My ten-year-old son plays the Dear Evan Hansen soundtrack every single morning on our way to school. If you aren’t a Broadway fan and don’t know the story, it is a story of finding hope in the wake of teenage suicide, and the songs are funny, and sad, and real. The first time I heard the song “Does Anybody Have a Map,” I laugh-cried like a fool.
“Does anybody have a map? Anybody maybe happen to know how the hell to do this? I don’t know if you can tell. But this is me just pretending to know. So where’s the map? I need a clue. ‘Cause the scary truth is I’m flying blind. And I’m making this up as I go.”

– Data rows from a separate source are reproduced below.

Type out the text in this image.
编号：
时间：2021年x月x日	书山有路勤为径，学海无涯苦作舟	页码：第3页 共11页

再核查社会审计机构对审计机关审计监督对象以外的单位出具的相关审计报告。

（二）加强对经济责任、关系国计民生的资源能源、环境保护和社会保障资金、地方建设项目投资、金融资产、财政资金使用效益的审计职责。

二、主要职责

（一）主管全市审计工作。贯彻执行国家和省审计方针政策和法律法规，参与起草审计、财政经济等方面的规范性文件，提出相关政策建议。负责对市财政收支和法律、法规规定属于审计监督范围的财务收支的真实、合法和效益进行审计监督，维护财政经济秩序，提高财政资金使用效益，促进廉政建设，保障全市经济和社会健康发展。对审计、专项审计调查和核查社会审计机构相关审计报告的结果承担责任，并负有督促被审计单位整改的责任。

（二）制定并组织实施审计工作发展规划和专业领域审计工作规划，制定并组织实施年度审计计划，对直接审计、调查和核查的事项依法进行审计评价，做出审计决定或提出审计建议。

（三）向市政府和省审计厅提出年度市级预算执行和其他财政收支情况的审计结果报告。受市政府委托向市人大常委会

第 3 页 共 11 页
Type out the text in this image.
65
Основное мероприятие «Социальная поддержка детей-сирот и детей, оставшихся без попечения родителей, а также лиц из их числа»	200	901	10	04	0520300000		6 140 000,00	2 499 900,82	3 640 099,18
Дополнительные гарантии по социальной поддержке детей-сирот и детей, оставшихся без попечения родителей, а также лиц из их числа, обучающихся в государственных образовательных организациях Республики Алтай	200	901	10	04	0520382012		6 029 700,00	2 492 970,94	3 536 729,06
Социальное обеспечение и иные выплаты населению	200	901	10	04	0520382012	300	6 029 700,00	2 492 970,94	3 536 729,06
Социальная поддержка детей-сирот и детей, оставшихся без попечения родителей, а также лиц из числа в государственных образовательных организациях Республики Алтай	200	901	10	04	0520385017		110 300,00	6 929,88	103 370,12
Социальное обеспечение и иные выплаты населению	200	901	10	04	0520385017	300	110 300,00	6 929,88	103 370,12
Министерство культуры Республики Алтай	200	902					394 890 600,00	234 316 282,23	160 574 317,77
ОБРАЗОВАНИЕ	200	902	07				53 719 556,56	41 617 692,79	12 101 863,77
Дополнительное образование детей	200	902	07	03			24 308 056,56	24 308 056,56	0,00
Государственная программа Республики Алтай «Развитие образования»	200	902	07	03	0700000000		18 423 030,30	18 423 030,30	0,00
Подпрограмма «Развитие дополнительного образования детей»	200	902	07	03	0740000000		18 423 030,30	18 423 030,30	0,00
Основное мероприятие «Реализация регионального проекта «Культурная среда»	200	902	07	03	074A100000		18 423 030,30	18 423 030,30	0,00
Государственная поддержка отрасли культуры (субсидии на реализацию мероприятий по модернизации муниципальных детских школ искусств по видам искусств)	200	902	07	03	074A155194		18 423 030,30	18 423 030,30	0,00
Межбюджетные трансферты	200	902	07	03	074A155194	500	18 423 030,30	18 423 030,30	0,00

Yes, that is my song, baby.
Four of my five children will be graduating this year – two from college, two from high school. They are beautiful, brilliant young adults who are chasing their dreams in spite of me, and I hope a little bit because of me.
I became a mom at twenty-two years old. When you are twenty-two, you know everything. I read every What to Expect… book available and was totally sure I had parenting in the bag. I was a go-getter who accomplished whatever I set my mind to in life. I was a winner.
Cue the laughter. Come on – I deserve it.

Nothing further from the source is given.